Plus récemment, des baby tablettes ont fait leur apparition, spécialement destinées aux bébés et censées contribuer au développement de leurs apprentissages. En 2011, 1,5 million de tablettes Vtech ont été vendues en France. Un chiffre qui a doublé en 2012. En parallèle, Vinci Genius commercialise des tablettes tactiles pour « stimuler les petits enfants, étendre leurs connaissances et les éduquer ». Le tout en trois niveaux : curiosité, confiance puis aptitude. Un véritable marathon, donc. Mais un marathon sans danger ? Difficile de le déterminer car ces tablettes n’ont pas encore fait l’objet d’études scientifiques. Ce qui n’a pas empêché l’Académie des Sciences de promouvoir leur usage pour les bébés dans un avis controversé (6). Si l’enfant est passif devant la télévision, il est actif face à une tablette, argumente l’Académie des Sciences. Un point que Bruno Harlé, pédopsychiatre responsable de l’unité d’hospitalisation d’enfants de 6 à 13 ans au Centre Hospitalier Le Vinatier de Bron, en Rhône-Alpes, et co-fondateur du site web neuro­sciencefictions.org, conteste : « La distinction entre l’actif et l’inactif est spécieuse. La tablette demeure un écran. Or, les méfaits de l’exposition massive aux écrans sur l’attention et le comportement de l’enfant sont bien connus. Et ceux-ci ne peuvent qu’être renforcés si cette exposition s’amorce dès les premiers mois de vie. » Et de poursuivre : « La tablette, comme la télévision, bombarde l’enfant de stimulations et l’habitue à une forte intensité, comme s’il fallait en faire toujours plus pour capter son attention ! » 

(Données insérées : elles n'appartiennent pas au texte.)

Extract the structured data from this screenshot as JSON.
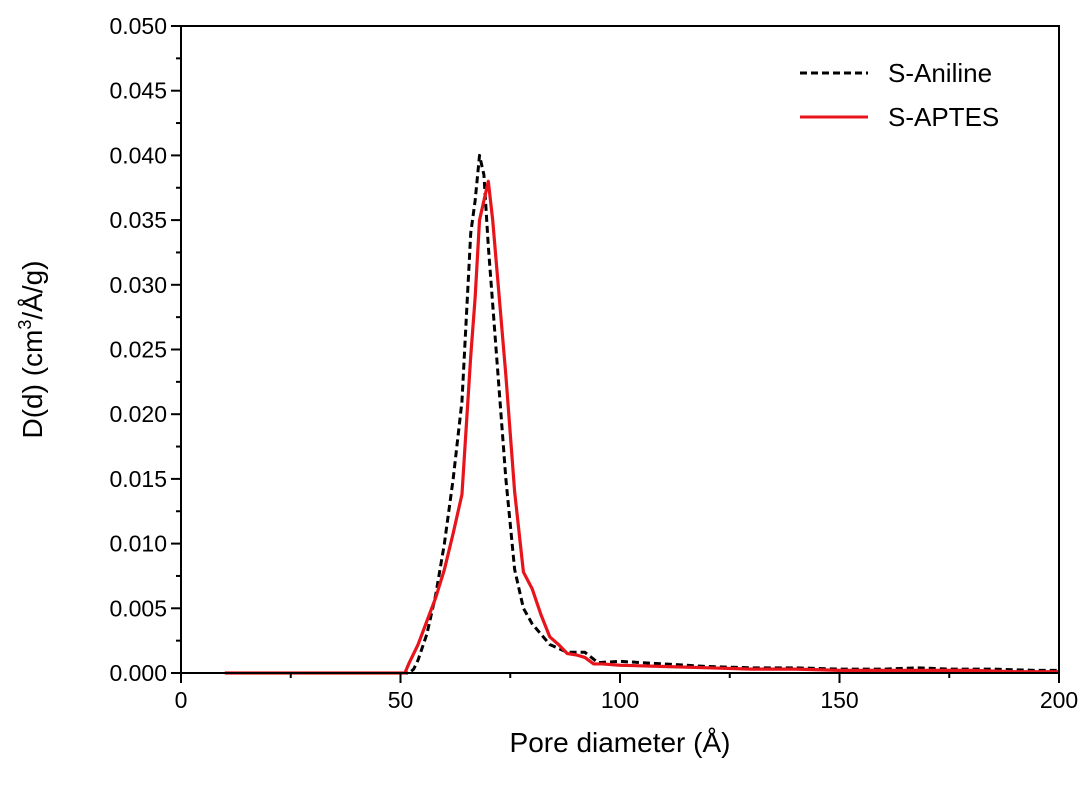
{
  "chart_data": {
    "type": "line",
    "xlabel": "Pore diameter (Å)",
    "ylabel": {
      "prefix": "D(d) (cm",
      "superscript": "3",
      "suffix": "/Å/g)"
    },
    "xlim": [
      0,
      200
    ],
    "ylim": [
      0,
      0.05
    ],
    "xticks": [
      "0",
      "50",
      "100",
      "150",
      "200"
    ],
    "yticks": [
      "0.000",
      "0.005",
      "0.010",
      "0.015",
      "0.020",
      "0.025",
      "0.030",
      "0.035",
      "0.040",
      "0.045",
      "0.050"
    ],
    "grid": false,
    "legend_position": "top-right",
    "series": [
      {
        "name": "S-Aniline",
        "color": "#000000",
        "dash": "dashed",
        "points": [
          [
            10,
            0
          ],
          [
            30,
            0
          ],
          [
            50,
            0
          ],
          [
            52,
            0
          ],
          [
            53,
            0.0003
          ],
          [
            54,
            0.001
          ],
          [
            56,
            0.003
          ],
          [
            58,
            0.006
          ],
          [
            60,
            0.01
          ],
          [
            62,
            0.015
          ],
          [
            64,
            0.021
          ],
          [
            66,
            0.034
          ],
          [
            67,
            0.0365
          ],
          [
            68,
            0.04
          ],
          [
            69,
            0.0385
          ],
          [
            70,
            0.033
          ],
          [
            72,
            0.024
          ],
          [
            74,
            0.015
          ],
          [
            76,
            0.008
          ],
          [
            78,
            0.005
          ],
          [
            80,
            0.0038
          ],
          [
            84,
            0.0022
          ],
          [
            88,
            0.0016
          ],
          [
            92,
            0.0016
          ],
          [
            95,
            0.0008
          ],
          [
            100,
            0.0009
          ],
          [
            110,
            0.0007
          ],
          [
            120,
            0.0005
          ],
          [
            130,
            0.0004
          ],
          [
            140,
            0.0004
          ],
          [
            150,
            0.0003
          ],
          [
            160,
            0.0003
          ],
          [
            168,
            0.0004
          ],
          [
            175,
            0.0003
          ],
          [
            185,
            0.0003
          ],
          [
            195,
            0.0002
          ],
          [
            200,
            0.0002
          ]
        ]
      },
      {
        "name": "S-APTES",
        "color": "#e8141b",
        "dash": "solid",
        "points": [
          [
            10,
            0
          ],
          [
            30,
            0
          ],
          [
            50,
            0
          ],
          [
            51,
            0
          ],
          [
            52,
            0.0008
          ],
          [
            54,
            0.0022
          ],
          [
            56,
            0.004
          ],
          [
            58,
            0.0058
          ],
          [
            60,
            0.008
          ],
          [
            62,
            0.0108
          ],
          [
            64,
            0.0138
          ],
          [
            66,
            0.0245
          ],
          [
            67,
            0.029
          ],
          [
            68,
            0.035
          ],
          [
            69,
            0.0365
          ],
          [
            70,
            0.038
          ],
          [
            71,
            0.035
          ],
          [
            72,
            0.031
          ],
          [
            74,
            0.023
          ],
          [
            76,
            0.014
          ],
          [
            78,
            0.0078
          ],
          [
            80,
            0.0065
          ],
          [
            82,
            0.0045
          ],
          [
            84,
            0.0028
          ],
          [
            86,
            0.0022
          ],
          [
            88,
            0.0015
          ],
          [
            90,
            0.0014
          ],
          [
            92,
            0.0012
          ],
          [
            94,
            0.0007
          ],
          [
            96,
            0.0007
          ],
          [
            100,
            0.0006
          ],
          [
            110,
            0.0005
          ],
          [
            120,
            0.0004
          ],
          [
            130,
            0.0003
          ],
          [
            140,
            0.0003
          ],
          [
            150,
            0.0002
          ],
          [
            160,
            0.0002
          ],
          [
            170,
            0.0002
          ],
          [
            180,
            0.0002
          ],
          [
            190,
            0.0001
          ],
          [
            200,
            0.0001
          ]
        ]
      }
    ]
  }
}
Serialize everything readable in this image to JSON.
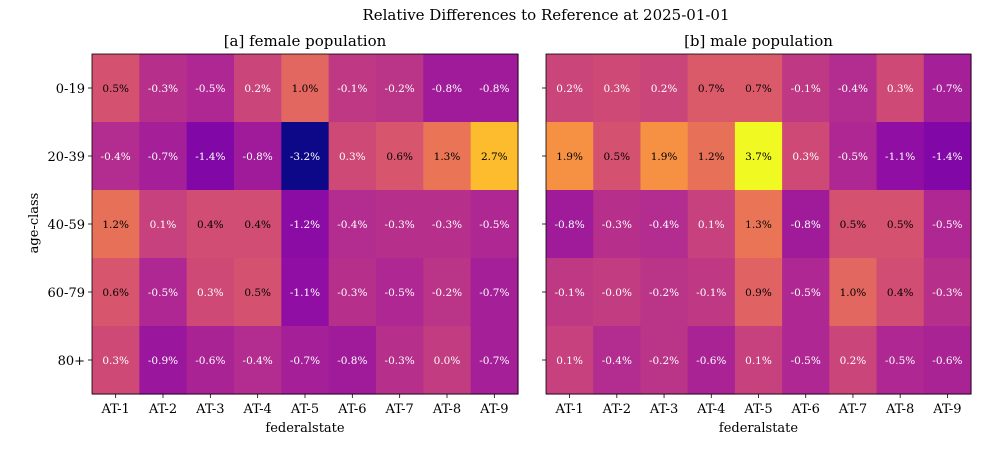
{
  "chart_data": {
    "type": "heatmap",
    "title": "Relative Differences to Reference at 2025-01-01",
    "ylabel": "age-class",
    "categories_x": [
      "AT-1",
      "AT-2",
      "AT-3",
      "AT-4",
      "AT-5",
      "AT-6",
      "AT-7",
      "AT-8",
      "AT-9"
    ],
    "categories_y": [
      "0-19",
      "20-39",
      "40-59",
      "60-79",
      "80+"
    ],
    "colormap": "plasma",
    "vlim": [
      -3.2,
      3.7
    ],
    "panels": [
      {
        "title": "[a] female population",
        "xlabel": "federalstate",
        "values": [
          [
            0.5,
            -0.3,
            -0.5,
            0.2,
            1.0,
            -0.1,
            -0.2,
            -0.8,
            -0.8
          ],
          [
            -0.4,
            -0.7,
            -1.4,
            -0.8,
            -3.2,
            0.3,
            0.6,
            1.3,
            2.7
          ],
          [
            1.2,
            0.1,
            0.4,
            0.4,
            -1.2,
            -0.4,
            -0.3,
            -0.3,
            -0.5
          ],
          [
            0.6,
            -0.5,
            0.3,
            0.5,
            -1.1,
            -0.3,
            -0.5,
            -0.2,
            -0.7
          ],
          [
            0.3,
            -0.9,
            -0.6,
            -0.4,
            -0.7,
            -0.8,
            -0.3,
            0.0,
            -0.7
          ]
        ],
        "labels": [
          [
            "0.5%",
            "-0.3%",
            "-0.5%",
            "0.2%",
            "1.0%",
            "-0.1%",
            "-0.2%",
            "-0.8%",
            "-0.8%"
          ],
          [
            "-0.4%",
            "-0.7%",
            "-1.4%",
            "-0.8%",
            "-3.2%",
            "0.3%",
            "0.6%",
            "1.3%",
            "2.7%"
          ],
          [
            "1.2%",
            "0.1%",
            "0.4%",
            "0.4%",
            "-1.2%",
            "-0.4%",
            "-0.3%",
            "-0.3%",
            "-0.5%"
          ],
          [
            "0.6%",
            "-0.5%",
            "0.3%",
            "0.5%",
            "-1.1%",
            "-0.3%",
            "-0.5%",
            "-0.2%",
            "-0.7%"
          ],
          [
            "0.3%",
            "-0.9%",
            "-0.6%",
            "-0.4%",
            "-0.7%",
            "-0.8%",
            "-0.3%",
            "0.0%",
            "-0.7%"
          ]
        ]
      },
      {
        "title": "[b] male population",
        "xlabel": "federalstate",
        "values": [
          [
            0.2,
            0.3,
            0.2,
            0.7,
            0.7,
            -0.1,
            -0.4,
            0.3,
            -0.7
          ],
          [
            1.9,
            0.5,
            1.9,
            1.2,
            3.7,
            0.3,
            -0.5,
            -1.1,
            -1.4
          ],
          [
            -0.8,
            -0.3,
            -0.4,
            0.1,
            1.3,
            -0.8,
            0.5,
            0.5,
            -0.5
          ],
          [
            -0.1,
            -0.0,
            -0.2,
            -0.1,
            0.9,
            -0.5,
            1.0,
            0.4,
            -0.3
          ],
          [
            0.1,
            -0.4,
            -0.2,
            -0.6,
            0.1,
            -0.5,
            0.2,
            -0.5,
            -0.6
          ]
        ],
        "labels": [
          [
            "0.2%",
            "0.3%",
            "0.2%",
            "0.7%",
            "0.7%",
            "-0.1%",
            "-0.4%",
            "0.3%",
            "-0.7%"
          ],
          [
            "1.9%",
            "0.5%",
            "1.9%",
            "1.2%",
            "3.7%",
            "0.3%",
            "-0.5%",
            "-1.1%",
            "-1.4%"
          ],
          [
            "-0.8%",
            "-0.3%",
            "-0.4%",
            "0.1%",
            "1.3%",
            "-0.8%",
            "0.5%",
            "0.5%",
            "-0.5%"
          ],
          [
            "-0.1%",
            "-0.0%",
            "-0.2%",
            "-0.1%",
            "0.9%",
            "-0.5%",
            "1.0%",
            "0.4%",
            "-0.3%"
          ],
          [
            "0.1%",
            "-0.4%",
            "-0.2%",
            "-0.6%",
            "0.1%",
            "-0.5%",
            "0.2%",
            "-0.5%",
            "-0.6%"
          ]
        ]
      }
    ]
  }
}
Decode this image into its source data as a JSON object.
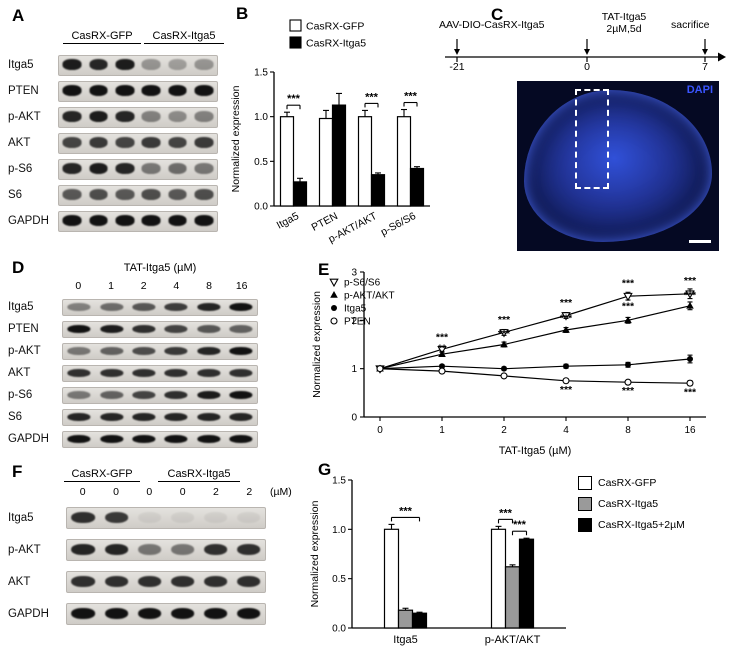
{
  "letters": {
    "A": "A",
    "B": "B",
    "C": "C",
    "D": "D",
    "E": "E",
    "F": "F",
    "G": "G"
  },
  "blots": {
    "A": {
      "groups": [
        "CasRX-GFP",
        "CasRX-Itga5"
      ],
      "rows": [
        {
          "label": "Itga5",
          "bands": [
            0.95,
            0.9,
            0.95,
            0.35,
            0.3,
            0.35
          ]
        },
        {
          "label": "PTEN",
          "bands": [
            1,
            1,
            1,
            1,
            1,
            1
          ]
        },
        {
          "label": "p-AKT",
          "bands": [
            0.9,
            0.95,
            0.9,
            0.45,
            0.4,
            0.45
          ]
        },
        {
          "label": "AKT",
          "bands": [
            0.75,
            0.8,
            0.75,
            0.8,
            0.75,
            0.8
          ]
        },
        {
          "label": "p-S6",
          "bands": [
            0.9,
            0.95,
            0.9,
            0.5,
            0.55,
            0.5
          ]
        },
        {
          "label": "S6",
          "bands": [
            0.65,
            0.7,
            0.65,
            0.7,
            0.65,
            0.7
          ]
        },
        {
          "label": "GAPDH",
          "bands": [
            1,
            1,
            1,
            1,
            1,
            1
          ]
        }
      ]
    },
    "D": {
      "title": "TAT-Itga5 (µM)",
      "lane_labels": [
        "0",
        "1",
        "2",
        "4",
        "8",
        "16"
      ],
      "rows": [
        {
          "label": "Itga5",
          "bands": [
            0.45,
            0.55,
            0.65,
            0.78,
            0.9,
            1
          ]
        },
        {
          "label": "PTEN",
          "bands": [
            1,
            0.95,
            0.85,
            0.75,
            0.65,
            0.6
          ]
        },
        {
          "label": "p-AKT",
          "bands": [
            0.5,
            0.6,
            0.7,
            0.8,
            0.9,
            1
          ]
        },
        {
          "label": "AKT",
          "bands": [
            0.85,
            0.85,
            0.85,
            0.85,
            0.85,
            0.85
          ]
        },
        {
          "label": "p-S6",
          "bands": [
            0.5,
            0.6,
            0.75,
            0.85,
            0.95,
            1
          ]
        },
        {
          "label": "S6",
          "bands": [
            0.9,
            0.9,
            0.9,
            0.9,
            0.9,
            0.9
          ]
        },
        {
          "label": "GAPDH",
          "bands": [
            1,
            1,
            1,
            1,
            1,
            1
          ]
        }
      ]
    },
    "F": {
      "groups": [
        "CasRX-GFP",
        "CasRX-Itga5"
      ],
      "lane_labels": [
        "0",
        "0",
        "0",
        "0",
        "2",
        "2"
      ],
      "unit": "(µM)",
      "rows": [
        {
          "label": "Itga5",
          "bands": [
            0.85,
            0.8,
            0.06,
            0.06,
            0.06,
            0.06
          ]
        },
        {
          "label": "p-AKT",
          "bands": [
            0.9,
            0.9,
            0.5,
            0.5,
            0.85,
            0.85
          ]
        },
        {
          "label": "AKT",
          "bands": [
            0.85,
            0.85,
            0.85,
            0.85,
            0.85,
            0.85
          ]
        },
        {
          "label": "GAPDH",
          "bands": [
            1,
            1,
            1,
            1,
            1,
            1
          ]
        }
      ]
    }
  },
  "timeline": {
    "aav_label": "AAV-DIO-CasRX-Itga5",
    "tat_label_line1": "TAT-Itga5",
    "tat_label_line2": "2µM,5d",
    "sacrifice_label": "sacrifice",
    "ticks": [
      "-21",
      "0",
      "7"
    ],
    "image_label": "DAPI",
    "dapi_label_color": "#3a55ff"
  },
  "chart_data": [
    {
      "id": "B",
      "type": "bar",
      "ylabel": "Normalized expression",
      "ylim": [
        0,
        1.5
      ],
      "yticks": [
        "0.0",
        "0.5",
        "1.0",
        "1.5"
      ],
      "categories": [
        "Itga5",
        "PTEN",
        "p-AKT/AKT",
        "p-S6/S6"
      ],
      "series": [
        {
          "name": "CasRX-GFP",
          "color": "#ffffff",
          "values": [
            1.0,
            0.98,
            1.0,
            1.0
          ],
          "errors": [
            0.05,
            0.09,
            0.07,
            0.08
          ]
        },
        {
          "name": "CasRX-Itga5",
          "color": "#000000",
          "values": [
            0.27,
            1.13,
            0.35,
            0.42
          ],
          "errors": [
            0.04,
            0.13,
            0.02,
            0.02
          ]
        }
      ],
      "significance": [
        {
          "cat": 0,
          "from": 0,
          "to": 1,
          "text": "***"
        },
        {
          "cat": 2,
          "from": 0,
          "to": 1,
          "text": "***"
        },
        {
          "cat": 3,
          "from": 0,
          "to": 1,
          "text": "***"
        }
      ],
      "legend_pos": "top"
    },
    {
      "id": "E",
      "type": "line",
      "xlabel": "TAT-Itga5 (µM)",
      "ylabel": "Normalized expression",
      "ylim": [
        0,
        3
      ],
      "yticks": [
        "0",
        "1",
        "2",
        "3"
      ],
      "x_labels": [
        "0",
        "1",
        "2",
        "4",
        "8",
        "16"
      ],
      "series": [
        {
          "name": "p-S6/S6",
          "marker": "triangle-down-open",
          "values": [
            1.0,
            1.4,
            1.75,
            2.1,
            2.5,
            2.55
          ],
          "errors": [
            0.02,
            0.05,
            0.06,
            0.06,
            0.08,
            0.1
          ]
        },
        {
          "name": "p-AKT/AKT",
          "marker": "triangle-up-filled",
          "values": [
            1.0,
            1.3,
            1.5,
            1.8,
            2.0,
            2.3
          ],
          "errors": [
            0.02,
            0.04,
            0.05,
            0.05,
            0.06,
            0.08
          ]
        },
        {
          "name": "Itga5",
          "marker": "circle-filled",
          "values": [
            1.0,
            1.05,
            1.0,
            1.05,
            1.08,
            1.2
          ],
          "errors": [
            0.02,
            0.03,
            0.03,
            0.04,
            0.05,
            0.08
          ]
        },
        {
          "name": "PTEN",
          "marker": "circle-open",
          "values": [
            1.0,
            0.95,
            0.85,
            0.75,
            0.72,
            0.7
          ],
          "errors": [
            0.02,
            0.03,
            0.03,
            0.04,
            0.04,
            0.05
          ]
        }
      ],
      "annotations": [
        {
          "xi": 1,
          "y": 1.58,
          "text": "***"
        },
        {
          "xi": 1,
          "y": 1.36,
          "text": "**"
        },
        {
          "xi": 2,
          "y": 1.95,
          "text": "***"
        },
        {
          "xi": 2,
          "y": 1.66,
          "text": "***"
        },
        {
          "xi": 3,
          "y": 2.3,
          "text": "***"
        },
        {
          "xi": 3,
          "y": 1.98,
          "text": "***"
        },
        {
          "xi": 4,
          "y": 2.7,
          "text": "***"
        },
        {
          "xi": 4,
          "y": 2.22,
          "text": "***"
        },
        {
          "xi": 5,
          "y": 2.75,
          "text": "***"
        },
        {
          "xi": 5,
          "y": 2.45,
          "text": "***"
        },
        {
          "xi": 3,
          "y": 0.5,
          "text": "***"
        },
        {
          "xi": 4,
          "y": 0.48,
          "text": "***"
        },
        {
          "xi": 5,
          "y": 0.45,
          "text": "***"
        }
      ],
      "legend_pos": "top-left"
    },
    {
      "id": "G",
      "type": "bar",
      "ylabel": "Normalized expression",
      "ylim": [
        0,
        1.5
      ],
      "yticks": [
        "0.0",
        "0.5",
        "1.0",
        "1.5"
      ],
      "categories": [
        "Itga5",
        "p-AKT/AKT"
      ],
      "series": [
        {
          "name": "CasRX-GFP",
          "color": "#ffffff",
          "values": [
            1.0,
            1.0
          ],
          "errors": [
            0.05,
            0.03
          ]
        },
        {
          "name": "CasRX-Itga5",
          "color": "#9a9a9a",
          "values": [
            0.18,
            0.62
          ],
          "errors": [
            0.02,
            0.02
          ]
        },
        {
          "name": "CasRX-Itga5+2µM",
          "color": "#000000",
          "values": [
            0.15,
            0.9
          ],
          "errors": [
            0.01,
            0.01
          ]
        }
      ],
      "significance": [
        {
          "cat": 0,
          "from": 0,
          "to": 2,
          "text": "***"
        },
        {
          "cat": 1,
          "from": 0,
          "to": 1,
          "text": "***"
        },
        {
          "cat": 1,
          "from": 1,
          "to": 2,
          "text": "***"
        }
      ],
      "legend_pos": "right"
    }
  ]
}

Avant l’âge de 3 ans, l’Académie américaine de pédiatrie déconseille quant à elle toute intrusion d’écrans dans la vie de l’enfant. Parallèlement, les auteurs de l’avis de l’Académie des Sciences indiquent que « du point de vue postural, dès 6 mois, le bébé est capable de se tenir assis seul – ou un peu aidé – devant une tablette  », ce à quoi Laure Deslandes, infirmière puéricultrice et directrice de crèches familiale et multi-accueil à Carrières-sur-Seine, en Île-de-France, s’oppose : « Non, les enfants ne sont pas tous capables de s’asseoir seul à l’âge de 6 mois ! Tous les professionnels de la petite enfance déconseillent fortement de maintenir assis un enfant pour qui la station assise n’est pas pleinement acquise d’une manière autonome, d’autant plus quand il s’agit de lui imposer les stimuli d’un écran. Il est primordial de respecter la mobilité naturelle de l’enfant ainsi que son choix de diriger son attention vers tel ou tel détail de son environnement. »


Sa majesté le bébé


Si ces outils dits éducatifs sont loin de faire leurs preuves, ils continuent pourtant de se multiplier. Comment expliquer une telle motivation à accélérer l’intelligence des bébés ? Cet engouement semble s’enraciner dans nos valeurs sociétales. Les performances individuelles, autrefois laissées de côté au profit du collectif, ont largement gagné en intérêt au sein de sociétés de plus en plus élitistes. Les familles nombreuses ont laissé la place à des cellules familiales plus réduites, où une grande importance est accordée à l’éducation de chaque enfant. « Certains parents ressentent le besoin de se réaliser par procuration, en transmettant à leur bébé des objectifs qu’ils n’ont eux-mêmes pas réussi à atteindre. Or, ces parents étant connectés au discours social ambiant, ils lui transmettront les objectifs que celui-ci promeut. Un enfant qui réussit est un parent qui a réussi », analyse Tereza Pinto, psychologue clinicienne, psychanalyste, docteure en psychopathologie et enseignante à l’université Paris VII. « Notre monde de compétition valorise l’enfant précoce, sa performance et sa rapidité », affirme Chantal de Truchis, psychologue de la petite enfance et auteure de L’éveil de votre enfant : le tout-petit au quotidien (7). « Certains parents ont, souvent du fait de leur propre trajectoire scolaire, peu confiance en l’école ordinaire pour transmettre les compétences nécessaires à la réussite sociale de leurs enfants », suggère pour sa part Wilfried Lignier.


Dès leurs premières heures de vie, les bébés sont donc assujettis aux défis impulsés par les adultes. 


« Poussée à l’extrême, cette course peut être source d’angoisses pour l’enfant, au risque de le bloquer dans ses apprentissages », s’inquiète Tereza Pinto. 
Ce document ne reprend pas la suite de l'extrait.